Ativo e famoso. Não tanto quanto a sua
dona, ainda assim muito afamado. E por várias razões.
Parecendo
eternamente repousando perto da cumeeira entre a sala da frente e a entrada das
demais dependências da casa antiga, o louro famoso vive ali à espreita de quem
passa pela frente, quem chega chamando, quem entra e quem sai.
Mas que
ninguém se atreva a chamá-lo de fofoqueiro, pois ouvirá uma resposta tão
desbragada que é melhor nem citar. Todo dia sua dona reina com ele, mas não tem
jeito. O motivo dos xingamentos de Dona Zefa não é outro senão a língua solta e
ferina demais do papagaio.
Chega
mulher barriguda na porta e ele logo diz: “De novo? Mas não é possível que você
só leve a vida a fazer menino, pois todo dia tá aqui dizendo que tá perto de
parir. Feche essas pernas, muié!”.
Ouve-se
dizer que certa feita chegou um afeminado e cheio de trejeitos batendo palma e
chamando Dona Zefa, certamente em busca de alguma reza para curar um mau olhado
ou coisa parecida.

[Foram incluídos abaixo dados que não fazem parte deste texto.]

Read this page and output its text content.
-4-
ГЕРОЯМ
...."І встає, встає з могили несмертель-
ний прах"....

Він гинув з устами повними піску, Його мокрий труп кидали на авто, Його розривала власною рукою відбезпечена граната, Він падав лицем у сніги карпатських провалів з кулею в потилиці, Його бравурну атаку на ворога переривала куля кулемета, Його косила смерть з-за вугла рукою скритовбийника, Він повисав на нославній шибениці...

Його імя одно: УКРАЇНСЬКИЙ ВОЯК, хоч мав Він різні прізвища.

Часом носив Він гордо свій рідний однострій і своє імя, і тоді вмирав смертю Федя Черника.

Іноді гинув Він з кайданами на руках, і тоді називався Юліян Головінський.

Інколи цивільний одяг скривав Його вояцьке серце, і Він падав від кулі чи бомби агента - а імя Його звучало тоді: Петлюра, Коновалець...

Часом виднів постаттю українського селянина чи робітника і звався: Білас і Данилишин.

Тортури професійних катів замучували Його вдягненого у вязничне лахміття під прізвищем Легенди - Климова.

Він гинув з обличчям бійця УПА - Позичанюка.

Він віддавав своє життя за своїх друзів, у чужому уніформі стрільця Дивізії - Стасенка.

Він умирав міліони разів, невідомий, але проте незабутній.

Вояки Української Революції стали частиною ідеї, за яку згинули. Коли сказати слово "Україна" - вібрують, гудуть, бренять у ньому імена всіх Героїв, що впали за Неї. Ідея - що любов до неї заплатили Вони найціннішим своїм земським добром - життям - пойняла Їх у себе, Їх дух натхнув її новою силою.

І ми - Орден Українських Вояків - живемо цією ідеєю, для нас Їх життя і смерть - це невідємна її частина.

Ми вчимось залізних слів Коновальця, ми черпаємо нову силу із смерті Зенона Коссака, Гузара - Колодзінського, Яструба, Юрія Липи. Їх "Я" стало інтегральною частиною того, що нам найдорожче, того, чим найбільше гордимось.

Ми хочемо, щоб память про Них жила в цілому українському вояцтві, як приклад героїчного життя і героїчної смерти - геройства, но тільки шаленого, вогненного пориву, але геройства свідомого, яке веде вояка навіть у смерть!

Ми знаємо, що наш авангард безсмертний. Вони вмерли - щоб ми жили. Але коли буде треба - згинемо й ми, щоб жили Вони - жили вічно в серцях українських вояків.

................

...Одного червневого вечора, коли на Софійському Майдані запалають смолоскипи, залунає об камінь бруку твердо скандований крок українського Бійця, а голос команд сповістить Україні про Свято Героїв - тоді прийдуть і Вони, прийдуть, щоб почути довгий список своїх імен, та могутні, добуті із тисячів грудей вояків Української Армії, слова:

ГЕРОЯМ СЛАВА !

Mas o papagaio disse assim que avistou: “Nem venha que não
tem. O seu negócio não tem reza que dê jeito. Mas uma boa surra de cansanção
talvez fizesse você se endireitar um pouquinho”.
Acaso
chegue um com cara de doente, então ouve do danado: “Nem precisa Dona Zefa
rezar, eu já sei o seu mal. Vá trabalhar e deixe de tomar cachaça que fica
bonzinho!”. E de repente se ouve, ante a chegada de alguém que ele não gosta:
“Dona Zefa não está, pode voltar, chispa daqui...”.
Aí vai Dona
Zefa e grita de lá de dentro dizendo que está, e então o papagaio vira numa
fera: “Deixe de ser mentirosa, a senhora não tá não!”. E assim o papagaio vai
fazendo fama.
E se acaso
você for até a Guia visitar Dona Zefa, então torça pra que o louro se agrade de
sua chegada. Do contrário será, no mínimo, chamado de feio e convidado a se
retirar. Assim mesmo, na cara de pau.